Noel Kingsbury has been professionally active in horticulture since 1986, but had been a keen gardener as a child. The story of his ‘bunking off’ school on Tuesday afternoons to visit the Chelsea Flower Show has become something of a legend.

During 1986-1993 Noel ran a nursery near Bristol, growing herbaceous plants and tender species suitable for conservatories. His interest in the latter put him firmly in the vanguard of ‘The New Exoticists’, a young generation of gardeners who were interested in pushing the limits of what it was possible to grow outside and recapturing something of the spirit of adventure of Victorian horticulture.

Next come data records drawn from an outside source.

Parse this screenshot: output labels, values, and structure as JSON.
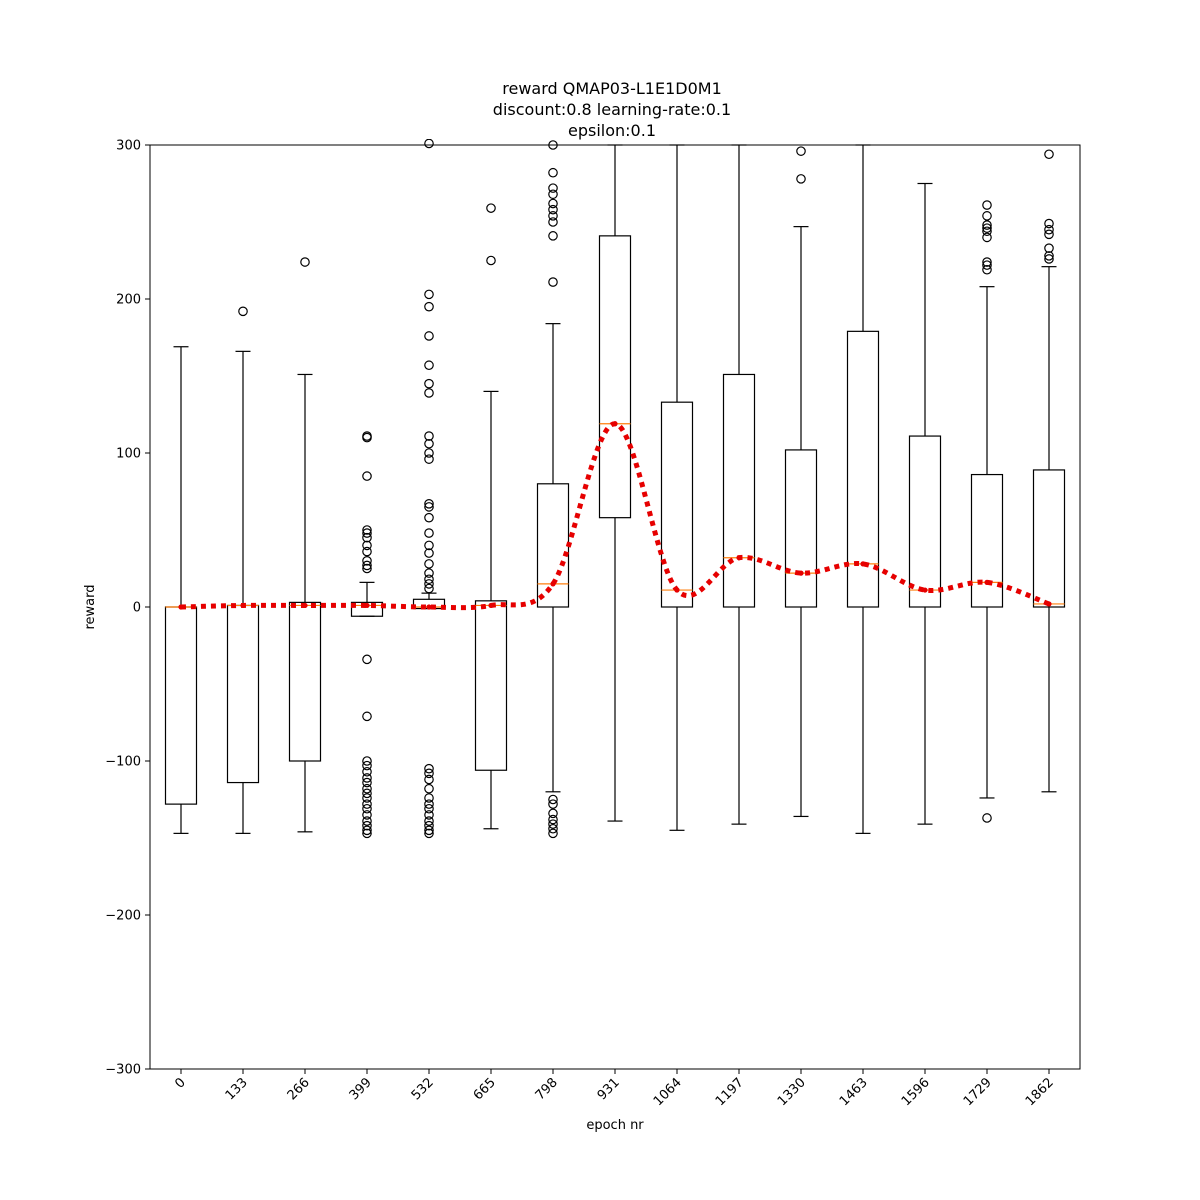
{
  "chart_data": {
    "type": "box",
    "title_lines": [
      "reward QMAP03-L1E1D0M1",
      "discount:0.8 learning-rate:0.1",
      "epsilon:0.1"
    ],
    "xlabel": "epoch nr",
    "ylabel": "reward",
    "ylim": [
      -300,
      300
    ],
    "yticks": [
      -300,
      -200,
      -100,
      0,
      100,
      200,
      300
    ],
    "grid": false,
    "categories": [
      "0",
      "133",
      "266",
      "399",
      "532",
      "665",
      "798",
      "931",
      "1064",
      "1197",
      "1330",
      "1463",
      "1596",
      "1729",
      "1862"
    ],
    "boxes": [
      {
        "whislo": -147,
        "q1": -128,
        "med": 0,
        "q3": 0,
        "whishi": 169,
        "fliers": []
      },
      {
        "whislo": -147,
        "q1": -114,
        "med": 1,
        "q3": 1,
        "whishi": 166,
        "fliers": [
          192
        ]
      },
      {
        "whislo": -146,
        "q1": -100,
        "med": 1,
        "q3": 3,
        "whishi": 151,
        "fliers": [
          224
        ]
      },
      {
        "whislo": -6,
        "q1": -6,
        "med": 1,
        "q3": 3,
        "whishi": 16,
        "fliers": [
          110,
          111,
          85,
          50,
          48,
          45,
          40,
          36,
          30,
          27,
          25,
          -34,
          -71,
          -100,
          -103,
          -107,
          -111,
          -114,
          -118,
          -121,
          -124,
          -128,
          -131,
          -135,
          -139,
          -142,
          -145,
          -147
        ]
      },
      {
        "whislo": -1,
        "q1": -1,
        "med": 0,
        "q3": 5,
        "whishi": 9,
        "fliers": [
          203,
          195,
          176,
          157,
          145,
          139,
          111,
          106,
          100,
          96,
          67,
          65,
          58,
          48,
          40,
          35,
          28,
          22,
          18,
          15,
          12,
          -105,
          -108,
          -112,
          -118,
          -124,
          -128,
          -131,
          -135,
          -139,
          -142,
          -145,
          -147,
          301
        ]
      },
      {
        "whislo": -144,
        "q1": -106,
        "med": 1,
        "q3": 4,
        "whishi": 140,
        "fliers": [
          259,
          225
        ]
      },
      {
        "whislo": -120,
        "q1": 0,
        "med": 15,
        "q3": 80,
        "whishi": 184,
        "fliers": [
          300,
          282,
          272,
          268,
          262,
          258,
          254,
          250,
          241,
          211,
          -125,
          -128,
          -134,
          -138,
          -141,
          -144,
          -147
        ]
      },
      {
        "whislo": -139,
        "q1": 58,
        "med": 119,
        "q3": 241,
        "whishi": 300,
        "fliers": []
      },
      {
        "whislo": -145,
        "q1": 0,
        "med": 11,
        "q3": 133,
        "whishi": 300,
        "fliers": []
      },
      {
        "whislo": -141,
        "q1": 0,
        "med": 32,
        "q3": 151,
        "whishi": 300,
        "fliers": []
      },
      {
        "whislo": -136,
        "q1": 0,
        "med": 22,
        "q3": 102,
        "whishi": 247,
        "fliers": [
          296,
          278
        ]
      },
      {
        "whislo": -147,
        "q1": 0,
        "med": 28,
        "q3": 179,
        "whishi": 300,
        "fliers": []
      },
      {
        "whislo": -141,
        "q1": 0,
        "med": 11,
        "q3": 111,
        "whishi": 275,
        "fliers": []
      },
      {
        "whislo": -124,
        "q1": 0,
        "med": 16,
        "q3": 86,
        "whishi": 208,
        "fliers": [
          261,
          254,
          248,
          246,
          244,
          240,
          224,
          222,
          219,
          -137
        ]
      },
      {
        "whislo": -120,
        "q1": 0,
        "med": 2,
        "q3": 89,
        "whishi": 221,
        "fliers": [
          294,
          249,
          245,
          242,
          233,
          228,
          226
        ]
      }
    ],
    "median_line": {
      "color": "#e60000",
      "style": "dotted",
      "values": [
        0,
        1,
        1,
        1,
        0,
        1,
        15,
        119,
        11,
        32,
        22,
        28,
        11,
        16,
        2
      ]
    },
    "colors": {
      "box": "#000000",
      "median": "#ff7f0e",
      "trend": "#e60000"
    }
  }
}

Undertaking a number of garden design projects during the 1990s, Noel began to explore the possibilities of growing plants in ‘artificial ecosystems’. The problem he recognised was:

people were wanting wildflowers, but often had a hopelessly romantic notion of what that meant. The fact is that we have very few garden-worthy native plants, indeed we have a pretty restricted native flora anyway, so I began to be interested in combining natives and non-natives, in combinations which would require minimal intervention from the gardener.

Recognising that there was very little knowledge about such planting in Britain, despite William Robinson having been a pioneer in doing just this back in the 19th century, Noel looked overseas, to see what the rest of Europe was doing. 1996 was, he says:

my annus mirabilis, I went to Brazil, and met the great Roberto Burle Marx, to the US where I formed a friendship with James van Sweden, but seeing what was happening in Germany was a revelation, where gardeners and landscape architects were learning from this incredibly rich tradition of Pflanzensoziologie. Places like Westpark in Munich just blew me away, all the plants there were familiar with but used in totally different ways, all informed by ecological science. This was also the year I met Piet Oudolf, whose combination of real architectural design with a passion for plants has continued to be an inspiration.

A close association with planting ideas from Germany and Holland has been a central part of Noel’s life ever since. The whole field of ‘ecological planting design’ also drew him into working with the department of landscape at Sheffield University, a world centre for the integration of ecology, landscape and horticulture. For the last few years, Noel has been undertaking research on perennial plant selection for a PhD at Sheffield University.